O tom em que elle falára era o mesmo das palavras que ahi ficam, todas humildes e resignadas, sem o menor laivo de queixa ou de reproche. Uma submissão assim devia por força commover a uma mulher amada. Guiomar falou-lhe sem azedume:
—Era illusão, disse ella. O sentimento que me acaba de revellar inteiro, ninguem o recebe ou nutre de vontade; a natureza o infunde ou nega. Posso eu ter culpa disso?
—Nenhuma.
—Nem o senhor tambem, e espero que esta mutua justiça avigore o sentimento de estima devemos ter um para com o outro. Mas estima apenas, não póde haver outra cousa,—da minha parte ao menos. É pouco, de certo...
—Não é pouco, é cousa differente, interrompeu Estevão.
—Mas não espere nada mais, concluiu Guiomar sem ouvir a interrupção.
Estevão abriu a bocca para falar, mas não achou palavra que lhe dissesse o que sentia; levou a mão ao coração, que batia fortemente, e ficou a olhar para ella com os olhos seccos e parados, a voz extincta, como se a alma lhe fugira toda.
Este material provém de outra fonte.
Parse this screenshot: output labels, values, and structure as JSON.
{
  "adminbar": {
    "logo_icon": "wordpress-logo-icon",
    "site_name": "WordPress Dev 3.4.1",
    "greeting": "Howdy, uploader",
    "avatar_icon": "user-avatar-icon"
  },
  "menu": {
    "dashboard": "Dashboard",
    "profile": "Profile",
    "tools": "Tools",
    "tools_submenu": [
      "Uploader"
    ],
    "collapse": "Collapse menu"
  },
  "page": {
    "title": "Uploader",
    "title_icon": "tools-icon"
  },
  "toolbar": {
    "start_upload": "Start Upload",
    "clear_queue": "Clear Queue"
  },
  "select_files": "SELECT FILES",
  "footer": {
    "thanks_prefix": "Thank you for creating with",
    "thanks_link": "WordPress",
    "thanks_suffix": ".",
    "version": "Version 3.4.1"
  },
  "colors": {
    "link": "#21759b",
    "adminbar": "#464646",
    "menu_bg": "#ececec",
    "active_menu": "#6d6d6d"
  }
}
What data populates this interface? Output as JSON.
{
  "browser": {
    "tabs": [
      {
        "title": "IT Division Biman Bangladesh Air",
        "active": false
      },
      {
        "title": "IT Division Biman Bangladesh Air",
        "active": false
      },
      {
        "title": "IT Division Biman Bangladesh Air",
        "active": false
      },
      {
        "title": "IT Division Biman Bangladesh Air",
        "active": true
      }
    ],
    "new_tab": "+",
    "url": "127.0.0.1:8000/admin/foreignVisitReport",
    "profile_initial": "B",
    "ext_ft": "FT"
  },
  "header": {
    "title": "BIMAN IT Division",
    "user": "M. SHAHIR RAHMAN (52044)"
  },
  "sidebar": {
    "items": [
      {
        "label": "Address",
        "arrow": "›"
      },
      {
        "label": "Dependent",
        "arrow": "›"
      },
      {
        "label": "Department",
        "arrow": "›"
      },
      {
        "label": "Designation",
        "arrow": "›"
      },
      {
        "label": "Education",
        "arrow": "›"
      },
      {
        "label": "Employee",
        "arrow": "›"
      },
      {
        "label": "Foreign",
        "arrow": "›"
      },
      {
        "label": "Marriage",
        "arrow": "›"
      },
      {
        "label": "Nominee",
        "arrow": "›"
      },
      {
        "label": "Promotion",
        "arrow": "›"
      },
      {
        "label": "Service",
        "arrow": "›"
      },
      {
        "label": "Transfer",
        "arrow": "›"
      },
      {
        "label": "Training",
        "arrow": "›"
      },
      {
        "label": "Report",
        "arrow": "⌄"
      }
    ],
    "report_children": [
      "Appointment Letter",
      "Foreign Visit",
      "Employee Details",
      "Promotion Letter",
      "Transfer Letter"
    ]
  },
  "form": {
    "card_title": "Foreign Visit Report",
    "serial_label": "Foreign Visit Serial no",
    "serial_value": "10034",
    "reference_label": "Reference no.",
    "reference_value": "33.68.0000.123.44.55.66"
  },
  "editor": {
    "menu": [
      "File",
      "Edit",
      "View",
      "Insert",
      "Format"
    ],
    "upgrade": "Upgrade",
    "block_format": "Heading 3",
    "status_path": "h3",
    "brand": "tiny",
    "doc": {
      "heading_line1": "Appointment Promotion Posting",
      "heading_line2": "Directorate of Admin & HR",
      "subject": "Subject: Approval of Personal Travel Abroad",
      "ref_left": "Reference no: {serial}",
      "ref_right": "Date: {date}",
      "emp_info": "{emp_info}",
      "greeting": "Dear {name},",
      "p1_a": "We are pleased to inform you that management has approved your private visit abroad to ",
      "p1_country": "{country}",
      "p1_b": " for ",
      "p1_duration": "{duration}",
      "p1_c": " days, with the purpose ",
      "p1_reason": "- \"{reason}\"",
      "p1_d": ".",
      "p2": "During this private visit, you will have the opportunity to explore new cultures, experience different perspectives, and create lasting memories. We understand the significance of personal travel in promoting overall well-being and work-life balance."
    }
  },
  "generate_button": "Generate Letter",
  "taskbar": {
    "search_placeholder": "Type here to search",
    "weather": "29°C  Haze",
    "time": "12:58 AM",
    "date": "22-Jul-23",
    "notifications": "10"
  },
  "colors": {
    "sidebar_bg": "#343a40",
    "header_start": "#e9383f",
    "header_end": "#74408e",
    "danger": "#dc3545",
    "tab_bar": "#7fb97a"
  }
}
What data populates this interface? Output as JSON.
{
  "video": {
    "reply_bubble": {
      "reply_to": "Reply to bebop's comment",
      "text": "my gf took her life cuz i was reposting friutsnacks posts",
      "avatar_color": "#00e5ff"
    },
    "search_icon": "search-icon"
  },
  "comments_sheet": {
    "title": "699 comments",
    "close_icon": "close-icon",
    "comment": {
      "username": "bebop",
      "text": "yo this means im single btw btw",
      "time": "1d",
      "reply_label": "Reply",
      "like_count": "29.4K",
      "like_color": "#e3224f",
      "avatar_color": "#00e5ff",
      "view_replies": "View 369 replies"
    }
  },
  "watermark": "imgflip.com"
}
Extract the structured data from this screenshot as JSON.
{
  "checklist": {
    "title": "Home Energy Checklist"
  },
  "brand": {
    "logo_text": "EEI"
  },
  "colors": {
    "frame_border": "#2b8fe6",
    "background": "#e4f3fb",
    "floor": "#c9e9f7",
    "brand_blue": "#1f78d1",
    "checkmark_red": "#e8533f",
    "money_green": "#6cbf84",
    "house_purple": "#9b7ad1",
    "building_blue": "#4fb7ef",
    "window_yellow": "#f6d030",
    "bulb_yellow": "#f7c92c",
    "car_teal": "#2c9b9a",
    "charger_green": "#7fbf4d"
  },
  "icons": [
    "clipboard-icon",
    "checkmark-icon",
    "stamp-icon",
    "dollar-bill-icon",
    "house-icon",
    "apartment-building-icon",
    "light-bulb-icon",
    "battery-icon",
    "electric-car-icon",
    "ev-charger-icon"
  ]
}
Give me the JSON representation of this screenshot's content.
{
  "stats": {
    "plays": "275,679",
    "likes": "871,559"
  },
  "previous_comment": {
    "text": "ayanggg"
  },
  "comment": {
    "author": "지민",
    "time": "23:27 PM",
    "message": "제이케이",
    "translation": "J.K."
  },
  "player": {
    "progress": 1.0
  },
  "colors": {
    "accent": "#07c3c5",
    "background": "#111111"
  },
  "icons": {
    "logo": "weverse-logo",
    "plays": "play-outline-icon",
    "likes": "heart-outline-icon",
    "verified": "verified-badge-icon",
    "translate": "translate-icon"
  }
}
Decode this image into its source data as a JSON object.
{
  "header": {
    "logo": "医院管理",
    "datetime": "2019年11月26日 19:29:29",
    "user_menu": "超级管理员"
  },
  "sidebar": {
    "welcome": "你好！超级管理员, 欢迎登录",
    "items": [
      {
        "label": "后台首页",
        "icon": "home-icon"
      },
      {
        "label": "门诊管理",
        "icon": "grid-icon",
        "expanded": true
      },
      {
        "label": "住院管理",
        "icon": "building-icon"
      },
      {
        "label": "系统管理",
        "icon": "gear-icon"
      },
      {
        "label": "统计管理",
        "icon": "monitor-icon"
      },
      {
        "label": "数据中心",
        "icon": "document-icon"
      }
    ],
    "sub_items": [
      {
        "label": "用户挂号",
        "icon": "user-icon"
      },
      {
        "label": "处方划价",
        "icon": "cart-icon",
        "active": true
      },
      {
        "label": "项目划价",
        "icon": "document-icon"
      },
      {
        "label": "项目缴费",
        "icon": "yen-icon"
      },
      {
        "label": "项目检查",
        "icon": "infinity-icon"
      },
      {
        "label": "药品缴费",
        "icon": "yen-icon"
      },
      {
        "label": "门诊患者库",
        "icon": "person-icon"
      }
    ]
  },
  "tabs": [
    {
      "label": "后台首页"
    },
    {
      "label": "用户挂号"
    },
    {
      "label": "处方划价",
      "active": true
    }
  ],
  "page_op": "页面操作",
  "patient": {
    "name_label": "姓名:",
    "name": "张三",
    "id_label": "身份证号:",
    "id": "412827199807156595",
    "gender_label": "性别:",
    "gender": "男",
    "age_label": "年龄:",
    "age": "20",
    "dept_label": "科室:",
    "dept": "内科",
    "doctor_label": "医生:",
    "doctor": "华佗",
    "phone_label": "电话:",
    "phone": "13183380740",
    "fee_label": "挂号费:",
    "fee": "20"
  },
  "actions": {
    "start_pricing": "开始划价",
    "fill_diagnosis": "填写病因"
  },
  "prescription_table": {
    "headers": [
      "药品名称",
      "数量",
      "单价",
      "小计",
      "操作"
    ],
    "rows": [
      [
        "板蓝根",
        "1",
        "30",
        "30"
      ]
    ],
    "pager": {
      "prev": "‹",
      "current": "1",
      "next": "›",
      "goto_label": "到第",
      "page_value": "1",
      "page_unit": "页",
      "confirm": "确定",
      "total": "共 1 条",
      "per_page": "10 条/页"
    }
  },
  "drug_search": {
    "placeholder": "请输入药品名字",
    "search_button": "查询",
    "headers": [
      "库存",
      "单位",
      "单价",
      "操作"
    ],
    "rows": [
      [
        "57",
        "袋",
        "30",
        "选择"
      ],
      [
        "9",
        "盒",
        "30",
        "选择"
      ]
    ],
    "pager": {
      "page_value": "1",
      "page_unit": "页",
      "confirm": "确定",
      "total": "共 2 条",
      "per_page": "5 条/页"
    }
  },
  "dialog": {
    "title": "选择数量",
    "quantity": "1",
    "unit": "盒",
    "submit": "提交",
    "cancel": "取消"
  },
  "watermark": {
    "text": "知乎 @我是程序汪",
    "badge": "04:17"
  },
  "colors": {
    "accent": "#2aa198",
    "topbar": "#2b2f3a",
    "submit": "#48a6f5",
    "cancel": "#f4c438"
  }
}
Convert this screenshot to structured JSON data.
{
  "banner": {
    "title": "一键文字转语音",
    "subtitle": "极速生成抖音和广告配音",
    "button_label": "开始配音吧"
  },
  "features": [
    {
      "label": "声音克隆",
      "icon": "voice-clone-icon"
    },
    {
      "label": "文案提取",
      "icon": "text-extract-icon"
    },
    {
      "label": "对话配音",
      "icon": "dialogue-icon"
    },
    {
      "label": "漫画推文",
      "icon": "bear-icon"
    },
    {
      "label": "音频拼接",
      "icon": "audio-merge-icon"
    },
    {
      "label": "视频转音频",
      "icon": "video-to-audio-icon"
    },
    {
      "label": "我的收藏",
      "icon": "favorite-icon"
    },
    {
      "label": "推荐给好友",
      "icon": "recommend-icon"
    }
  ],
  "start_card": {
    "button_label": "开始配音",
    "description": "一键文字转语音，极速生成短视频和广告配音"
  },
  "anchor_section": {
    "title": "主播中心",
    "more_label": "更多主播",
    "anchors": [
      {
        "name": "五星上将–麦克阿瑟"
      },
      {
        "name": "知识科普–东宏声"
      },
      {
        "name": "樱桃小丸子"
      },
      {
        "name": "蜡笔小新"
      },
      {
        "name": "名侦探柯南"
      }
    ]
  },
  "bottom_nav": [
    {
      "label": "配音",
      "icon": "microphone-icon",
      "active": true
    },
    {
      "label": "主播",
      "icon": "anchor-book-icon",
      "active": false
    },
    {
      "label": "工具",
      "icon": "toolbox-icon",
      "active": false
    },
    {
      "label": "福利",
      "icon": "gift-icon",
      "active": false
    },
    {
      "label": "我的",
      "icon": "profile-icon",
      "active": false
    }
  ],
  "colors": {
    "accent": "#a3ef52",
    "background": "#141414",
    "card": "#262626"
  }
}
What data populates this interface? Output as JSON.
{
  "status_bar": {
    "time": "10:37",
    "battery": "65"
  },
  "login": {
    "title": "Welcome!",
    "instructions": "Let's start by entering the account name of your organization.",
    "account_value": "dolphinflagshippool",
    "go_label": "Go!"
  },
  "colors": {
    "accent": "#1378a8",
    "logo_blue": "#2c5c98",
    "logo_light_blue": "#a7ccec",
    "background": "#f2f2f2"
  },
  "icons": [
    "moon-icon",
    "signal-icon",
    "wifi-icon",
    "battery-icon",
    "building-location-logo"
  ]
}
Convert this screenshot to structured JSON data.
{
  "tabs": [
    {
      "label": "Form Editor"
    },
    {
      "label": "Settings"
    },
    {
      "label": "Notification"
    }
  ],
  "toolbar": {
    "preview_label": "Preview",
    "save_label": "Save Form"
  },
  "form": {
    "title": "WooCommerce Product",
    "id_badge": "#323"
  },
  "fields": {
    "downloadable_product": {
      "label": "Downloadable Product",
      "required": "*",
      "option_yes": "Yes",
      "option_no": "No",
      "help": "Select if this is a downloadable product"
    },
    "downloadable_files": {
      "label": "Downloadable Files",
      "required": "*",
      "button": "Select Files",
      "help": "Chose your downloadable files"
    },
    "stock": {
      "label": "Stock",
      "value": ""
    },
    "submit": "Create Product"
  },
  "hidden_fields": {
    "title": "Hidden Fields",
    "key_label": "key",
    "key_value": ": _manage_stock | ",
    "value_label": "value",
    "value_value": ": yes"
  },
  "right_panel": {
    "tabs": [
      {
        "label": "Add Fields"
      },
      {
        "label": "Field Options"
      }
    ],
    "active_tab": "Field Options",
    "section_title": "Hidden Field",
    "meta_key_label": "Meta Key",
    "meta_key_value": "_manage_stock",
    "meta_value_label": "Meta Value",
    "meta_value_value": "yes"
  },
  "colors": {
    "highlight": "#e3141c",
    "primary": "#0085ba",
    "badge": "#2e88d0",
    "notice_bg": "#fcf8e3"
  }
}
Era claro, depois daquelle desengano, que lhe cumpria não voltar alli mais, pelo menos com a assiduidade da esperança; e assim era que a unica e amarga satisfação de a ver, nem essa já agora se lhe consentia.
—Dou-lhe um conselho, disse Guiomar depois de alguns segundos de pausa, seja homem, vença-se a si proprio; seu grande defeito é ter ficado com a alma creança.
—Talvez, respondeu o moço suspirando.
—E adeus. Falamos a sós, mais do que convinha; não sei se outra consentiria nisto. Mas eu não só reconheço os seus sentimentos de respeito, como desejo que estas poucas palavras trocadas agora ponham termo a aspirações impossiveis.